Attempts are being made within the WTO to address these issues. Let me just briefly mention the informal consultation process led by DDG Brauner, aiming at improving the efficiency of the Dispute Settlement system. I understand that these discussions have focused on process and procedural issues including preliminary rulings and use of experts. Other issues are being discussed in a special session of the Dispute Settlement Body handling negotiations on the reform of the DSU, such as the above-mentioned sequencing issue and third party rights.
Finally, the WTO dispute settlement system is beginning to utilise digital technology to enhance efficiency. Working together with the Members, the Secretariat has created a digital platform allowing Members to file submissions by electronic means and consult case documents online, as well as to communicate with a panel or the Appellate Body. The new tool is currently at a pre-launch stage. We had first trials and several Members have agreed to use the digital registry in some recently initiated disputes. While we continue to improve the new system, the initial feedback has been very encouraging. Switching to a digital registry is a response to the needs of a modern dispute settlement system, dealing simultaneously with a large number of cases, in which numerous documents are filed as submissions and exhibits. Once the new tool is fully operational, the Members should find the system easier to operate and more efficient.
Overall, while 2016 was a very busy and challenging year for the WTO dispute settlement system, I was pleased to see the Organization dealing in an efficient manner with the increased workload and maintaining the highest professional standards. The growing interest in WTO dispute settlement is a testament to the trust and confidence that Members place in the mechanism and the multilateral trading system more generally. But it is also a challenge, as the large number of requests for consultations received last year shows that the trend of increasing workload is unlikely to slow down or reverse in the foreseeable future. Further improvements might, therefore, be needed so that the system continues to deliver on its mandate.

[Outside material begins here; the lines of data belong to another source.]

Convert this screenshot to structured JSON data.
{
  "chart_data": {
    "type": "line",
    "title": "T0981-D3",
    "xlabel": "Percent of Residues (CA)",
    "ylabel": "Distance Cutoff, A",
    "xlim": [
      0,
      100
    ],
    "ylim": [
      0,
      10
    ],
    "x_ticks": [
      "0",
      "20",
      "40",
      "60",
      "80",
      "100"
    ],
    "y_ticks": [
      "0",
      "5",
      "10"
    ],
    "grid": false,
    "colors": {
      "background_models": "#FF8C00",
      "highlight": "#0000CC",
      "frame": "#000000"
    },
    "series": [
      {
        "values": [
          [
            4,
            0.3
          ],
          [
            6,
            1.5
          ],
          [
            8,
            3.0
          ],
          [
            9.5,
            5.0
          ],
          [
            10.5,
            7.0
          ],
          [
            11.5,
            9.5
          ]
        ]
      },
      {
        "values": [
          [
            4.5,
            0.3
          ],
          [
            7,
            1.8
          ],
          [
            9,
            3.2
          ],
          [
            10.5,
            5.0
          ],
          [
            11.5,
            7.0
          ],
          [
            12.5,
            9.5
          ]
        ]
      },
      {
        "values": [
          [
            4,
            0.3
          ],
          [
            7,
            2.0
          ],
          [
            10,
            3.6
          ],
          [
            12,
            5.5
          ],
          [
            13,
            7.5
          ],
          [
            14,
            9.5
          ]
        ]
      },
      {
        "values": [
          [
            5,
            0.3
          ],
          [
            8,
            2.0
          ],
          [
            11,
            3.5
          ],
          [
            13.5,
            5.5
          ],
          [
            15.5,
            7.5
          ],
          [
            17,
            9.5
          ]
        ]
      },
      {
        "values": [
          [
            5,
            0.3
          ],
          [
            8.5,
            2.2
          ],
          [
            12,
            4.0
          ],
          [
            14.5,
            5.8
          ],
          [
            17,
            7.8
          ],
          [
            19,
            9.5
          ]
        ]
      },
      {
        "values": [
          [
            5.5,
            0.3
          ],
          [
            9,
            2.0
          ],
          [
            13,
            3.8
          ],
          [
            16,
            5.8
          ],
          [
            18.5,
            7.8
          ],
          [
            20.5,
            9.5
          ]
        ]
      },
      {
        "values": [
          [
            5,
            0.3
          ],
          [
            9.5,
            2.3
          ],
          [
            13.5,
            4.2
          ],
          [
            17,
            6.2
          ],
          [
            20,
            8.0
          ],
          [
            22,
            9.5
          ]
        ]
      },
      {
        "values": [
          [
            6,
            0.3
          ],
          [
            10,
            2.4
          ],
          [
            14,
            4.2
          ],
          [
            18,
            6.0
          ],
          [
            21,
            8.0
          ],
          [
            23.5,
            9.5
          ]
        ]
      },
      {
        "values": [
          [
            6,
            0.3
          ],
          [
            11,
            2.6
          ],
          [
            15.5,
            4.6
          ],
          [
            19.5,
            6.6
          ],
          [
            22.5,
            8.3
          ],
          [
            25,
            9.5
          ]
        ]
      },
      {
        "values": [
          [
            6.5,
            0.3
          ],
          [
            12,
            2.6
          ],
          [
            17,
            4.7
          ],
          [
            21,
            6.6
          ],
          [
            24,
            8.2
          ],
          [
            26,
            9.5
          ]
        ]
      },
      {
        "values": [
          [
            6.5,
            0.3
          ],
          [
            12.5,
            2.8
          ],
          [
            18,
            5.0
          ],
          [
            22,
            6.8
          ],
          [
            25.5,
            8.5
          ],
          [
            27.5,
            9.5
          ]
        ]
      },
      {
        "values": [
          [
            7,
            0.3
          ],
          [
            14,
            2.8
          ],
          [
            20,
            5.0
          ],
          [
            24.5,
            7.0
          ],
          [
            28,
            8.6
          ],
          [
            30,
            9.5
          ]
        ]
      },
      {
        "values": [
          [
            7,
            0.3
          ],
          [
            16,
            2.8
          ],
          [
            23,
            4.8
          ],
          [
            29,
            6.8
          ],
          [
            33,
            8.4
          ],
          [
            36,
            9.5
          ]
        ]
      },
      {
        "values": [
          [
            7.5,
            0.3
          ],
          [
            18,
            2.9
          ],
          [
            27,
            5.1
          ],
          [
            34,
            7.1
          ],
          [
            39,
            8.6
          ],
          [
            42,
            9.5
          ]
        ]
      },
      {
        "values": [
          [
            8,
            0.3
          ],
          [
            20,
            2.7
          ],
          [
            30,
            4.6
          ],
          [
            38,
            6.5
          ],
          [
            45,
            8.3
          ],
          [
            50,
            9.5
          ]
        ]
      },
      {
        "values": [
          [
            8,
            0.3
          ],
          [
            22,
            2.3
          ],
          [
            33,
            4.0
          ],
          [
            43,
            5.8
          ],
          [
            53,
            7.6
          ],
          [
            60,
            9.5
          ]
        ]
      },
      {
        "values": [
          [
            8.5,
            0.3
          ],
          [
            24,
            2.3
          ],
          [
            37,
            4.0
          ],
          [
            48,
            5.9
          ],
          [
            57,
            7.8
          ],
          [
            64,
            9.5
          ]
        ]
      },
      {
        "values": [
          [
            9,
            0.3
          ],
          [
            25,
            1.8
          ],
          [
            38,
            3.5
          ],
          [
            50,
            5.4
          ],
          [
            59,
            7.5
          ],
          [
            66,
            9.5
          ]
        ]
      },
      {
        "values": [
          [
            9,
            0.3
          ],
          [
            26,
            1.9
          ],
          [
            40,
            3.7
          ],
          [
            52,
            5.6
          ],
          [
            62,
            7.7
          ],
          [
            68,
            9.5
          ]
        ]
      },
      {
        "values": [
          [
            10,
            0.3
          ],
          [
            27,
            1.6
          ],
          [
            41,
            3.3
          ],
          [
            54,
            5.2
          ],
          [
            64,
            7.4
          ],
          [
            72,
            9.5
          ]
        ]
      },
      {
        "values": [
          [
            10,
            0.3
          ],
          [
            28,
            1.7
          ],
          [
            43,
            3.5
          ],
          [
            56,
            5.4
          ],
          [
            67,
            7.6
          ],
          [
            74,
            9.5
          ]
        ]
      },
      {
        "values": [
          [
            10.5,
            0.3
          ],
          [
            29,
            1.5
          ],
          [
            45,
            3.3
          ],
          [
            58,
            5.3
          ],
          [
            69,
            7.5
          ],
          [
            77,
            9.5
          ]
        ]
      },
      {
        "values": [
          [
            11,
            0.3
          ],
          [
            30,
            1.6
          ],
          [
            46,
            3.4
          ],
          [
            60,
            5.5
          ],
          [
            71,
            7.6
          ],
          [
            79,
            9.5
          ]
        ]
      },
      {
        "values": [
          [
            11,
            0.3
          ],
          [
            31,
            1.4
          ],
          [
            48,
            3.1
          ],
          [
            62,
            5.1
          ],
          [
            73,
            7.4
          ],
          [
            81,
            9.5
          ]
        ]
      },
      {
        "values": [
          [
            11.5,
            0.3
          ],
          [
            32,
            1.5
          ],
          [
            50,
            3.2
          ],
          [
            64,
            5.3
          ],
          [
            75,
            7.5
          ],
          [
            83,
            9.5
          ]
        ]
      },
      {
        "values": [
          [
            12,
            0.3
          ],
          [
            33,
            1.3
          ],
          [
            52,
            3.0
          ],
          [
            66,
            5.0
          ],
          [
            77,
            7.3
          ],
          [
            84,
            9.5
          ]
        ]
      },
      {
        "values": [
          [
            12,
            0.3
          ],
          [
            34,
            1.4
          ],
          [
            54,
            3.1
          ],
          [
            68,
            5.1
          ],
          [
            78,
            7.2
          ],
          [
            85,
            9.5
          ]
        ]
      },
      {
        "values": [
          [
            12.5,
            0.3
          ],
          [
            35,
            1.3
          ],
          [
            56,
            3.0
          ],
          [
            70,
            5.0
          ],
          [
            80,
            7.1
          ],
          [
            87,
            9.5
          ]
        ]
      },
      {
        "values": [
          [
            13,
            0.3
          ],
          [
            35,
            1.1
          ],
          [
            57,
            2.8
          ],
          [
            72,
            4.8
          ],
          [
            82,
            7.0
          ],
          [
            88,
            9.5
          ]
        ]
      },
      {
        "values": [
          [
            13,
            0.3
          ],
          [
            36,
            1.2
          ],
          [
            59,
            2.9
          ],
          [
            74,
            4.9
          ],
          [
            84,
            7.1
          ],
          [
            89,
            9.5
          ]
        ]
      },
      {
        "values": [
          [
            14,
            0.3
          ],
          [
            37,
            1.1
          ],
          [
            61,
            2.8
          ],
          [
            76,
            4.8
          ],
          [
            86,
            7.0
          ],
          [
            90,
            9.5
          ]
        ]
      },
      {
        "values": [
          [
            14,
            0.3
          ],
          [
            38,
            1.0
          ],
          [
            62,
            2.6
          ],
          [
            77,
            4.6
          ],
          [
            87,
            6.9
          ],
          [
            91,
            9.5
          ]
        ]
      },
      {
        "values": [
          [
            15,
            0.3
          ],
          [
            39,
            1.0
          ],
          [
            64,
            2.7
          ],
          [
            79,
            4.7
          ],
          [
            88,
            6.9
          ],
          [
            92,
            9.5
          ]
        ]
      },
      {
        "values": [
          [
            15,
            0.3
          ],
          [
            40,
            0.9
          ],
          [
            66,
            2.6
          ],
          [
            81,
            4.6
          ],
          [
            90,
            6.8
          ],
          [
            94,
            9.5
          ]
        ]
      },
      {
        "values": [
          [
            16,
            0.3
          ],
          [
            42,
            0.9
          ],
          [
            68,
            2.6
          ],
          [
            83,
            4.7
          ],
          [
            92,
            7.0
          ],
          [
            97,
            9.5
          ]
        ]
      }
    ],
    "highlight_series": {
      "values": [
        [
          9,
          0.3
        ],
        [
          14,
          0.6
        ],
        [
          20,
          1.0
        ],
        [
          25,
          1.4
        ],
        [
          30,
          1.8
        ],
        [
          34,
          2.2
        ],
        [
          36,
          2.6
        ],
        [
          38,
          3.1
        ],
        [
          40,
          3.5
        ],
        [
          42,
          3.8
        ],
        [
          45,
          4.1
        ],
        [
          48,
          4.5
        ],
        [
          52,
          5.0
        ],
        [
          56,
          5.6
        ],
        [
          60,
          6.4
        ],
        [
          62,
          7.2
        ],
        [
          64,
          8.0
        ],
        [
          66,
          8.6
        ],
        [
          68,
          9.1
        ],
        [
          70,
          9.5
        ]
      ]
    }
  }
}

My experience in chairing the DSB over the last year has been an extremely rewarding one, both personally and professionally. In the course of the year, I gained a deeper insight into the intricacies of the procedures of the dispute settlement mechanism and at least some new insight into the complexities of the legal issues related to the enforcement and implementation of WTO rules. I have a better appreciation of the significant strengths of the DSU but also some idea of the areas in which Members believe it can be further strengthened.
Over the past year, I have also witnessed great professionalism and quality in delegations’ interventions and exchanges as part of the dispute settlement process, which again revealed a high regard and commitment to the system. In challenging times, like ours, it is very important to underline the achievements of the WTO in addressing trade concerns and the WTO dispute settlement mechanism certainly remains key in this regard.